Chris Phillips is the pastor of Journey Point Church in Denver, Colorado, where there is one church for every 32,000 individuals. As Phillips reflected on the commands of the Great Commission, he challenged pastors to refocus on the multiplication of souls for Jesus Christ rather than the addition of church budgets and attendance records.
“When we’re abiding in Christ, multiplying and yielding in fruit, we’re multiplying out what God has done in us,” Phillips said.
Phillips encouraged pastors to celebrate a mission God has given them to serve together, but he reminded them to also remember Jesus Christ always remains in charge of the plan and mission of the Great Commission.
“The gospel cannot just sit with us — it came to us on its way to someone else,” Phillips said. “We are called to be catalysts for multiplication.”
Derek Smith, pastor of Living Hope Church in Clarksville, Tennessee, encouraged pastors to remember that victories within churches, congregations and communities are won through the power of prayer.
“The weapons of our warfare are not physical; they are spiritual,” Smith said. “The promises of revival still hold true, even in difficult days.”
As Smith reflected on the story of Daniel in the lion’s den, he challenged pastors to remember that prayer is a training ground and a battle ground in all moments of life — even in the challenges of a global pandemic. Like Daniel feverishly prayed for God’s deliverance in the midst of persecution, Smith said intercessory prayer is truly what makes a difference.
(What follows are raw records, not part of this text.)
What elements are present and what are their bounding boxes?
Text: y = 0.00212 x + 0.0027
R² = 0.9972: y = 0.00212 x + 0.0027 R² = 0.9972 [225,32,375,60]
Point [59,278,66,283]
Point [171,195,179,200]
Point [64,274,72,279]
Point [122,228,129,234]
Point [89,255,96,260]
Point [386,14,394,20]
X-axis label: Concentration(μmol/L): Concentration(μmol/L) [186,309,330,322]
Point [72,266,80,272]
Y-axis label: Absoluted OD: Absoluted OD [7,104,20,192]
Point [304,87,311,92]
“God can do more in a moment than you and I can do in our entire lifetimes,” Smith said. “God can do more in the silence of my prayer than in my sermon.”
Smith, the president-elect for this year’s conference, will serve as the president for the 2022 conference at Bellevue Baptist Church in Cordova. In officer elections, Jordan was chosen as president-elect for 2023 while Irvin Wasswa, campus pastor of Tylertown Church (a campus of Living Hope Church in Clarksville), will serve as secretary-treasurer.